Mr Son said last month that he had misjudged WeWork co-founder Adam Neumann’s character, after faltering bets led to an operating loss of US$8.9 billion in the second quarter.
However, he said on Friday that he continues to prize his instinct-driven strategy, looking for the “passion, the gleam in the eye” over properly laid out business plans, as he had done with Alibaba.
“I always say that dogs and wolves look alike, but dogs can tell a wolf. I can smell (Mr Ma) – we are the same animal, we are both a little crazy,” Mr Son said.

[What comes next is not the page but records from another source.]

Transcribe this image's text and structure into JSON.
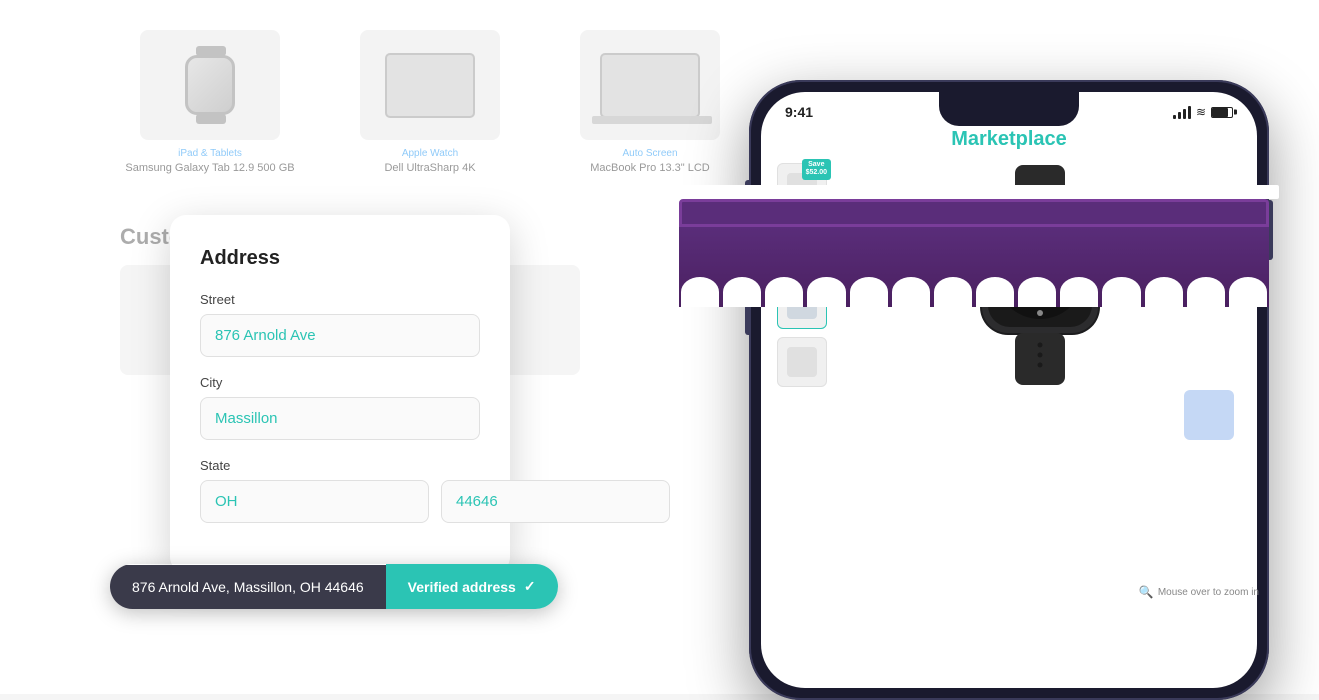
{
  "background": {
    "products": [
      {
        "category": "iPad & Tablets",
        "name": "Samsung Galaxy Tab 12.9 500 GB",
        "type": "watch",
        "dot_label": "•"
      },
      {
        "category": "Apple Watch",
        "name": "Dell UltraSharp 4K",
        "type": "tablet",
        "dot_label": "•"
      },
      {
        "category": "Auto Screen",
        "name": "MacBook Pro 13.3\" LCD",
        "type": "laptop",
        "dot_label": "•"
      }
    ],
    "bottom_title": "Customers Also Bought"
  },
  "address_card": {
    "title": "Address",
    "street_label": "Street",
    "street_value": "876 Arnold Ave",
    "city_label": "City",
    "city_value": "Massillon",
    "state_label": "State",
    "state_value": "OH",
    "zip_value": "44646"
  },
  "address_bar": {
    "address_text": "876 Arnold Ave, Massillon, OH 44646",
    "verified_label": "Verified address",
    "check_symbol": "✓"
  },
  "phone": {
    "status_bar": {
      "time": "9:41",
      "signal": "●●●",
      "wifi": "wifi",
      "battery": "battery"
    },
    "app_title": "Marketplace",
    "save_badge_line1": "Save",
    "save_badge_line2": "$52.00",
    "zoom_hint": "Mouse over to zoom in",
    "thumbnails": [
      {
        "label": "thumb-1"
      },
      {
        "label": "thumb-2"
      },
      {
        "label": "thumb-3"
      },
      {
        "label": "thumb-4"
      }
    ]
  },
  "awning": {
    "color": "#5a2d7a"
  },
  "colors": {
    "teal": "#2bc4b4",
    "dark_purple": "#5a2d7a",
    "dark_nav": "#3a3a4a",
    "phone_frame": "#1a1a2e"
  }
}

Acknowledging his recent missteps, he stressed his singular vision on building a successor to the Vision Fund that can “invest in the same kind of scale (to find) young, crazy, passionate entrepreneurs and help them change the world”.
“In my view I have not achieved anything yet. I’m still a challenger,” he said. “Every day I’m still fighting, and my passion is more than hundred times bigger than what I am right now.”
Whether a start-up or a long-established firm, they saw similarities in how company leaders must lead the direction and invest heavily in their employees.
“The first and most important product of every company is your employee,” Mr Ma stressed. “If you cannot improve your employees, I don’t believe you can improve your service or your products.”
He added: “You have to encourage, enable, inspire them… Build up a great team, find the right people, enable them rather than discipline them. Only if you build a good culture can people feel comfortable to become better.”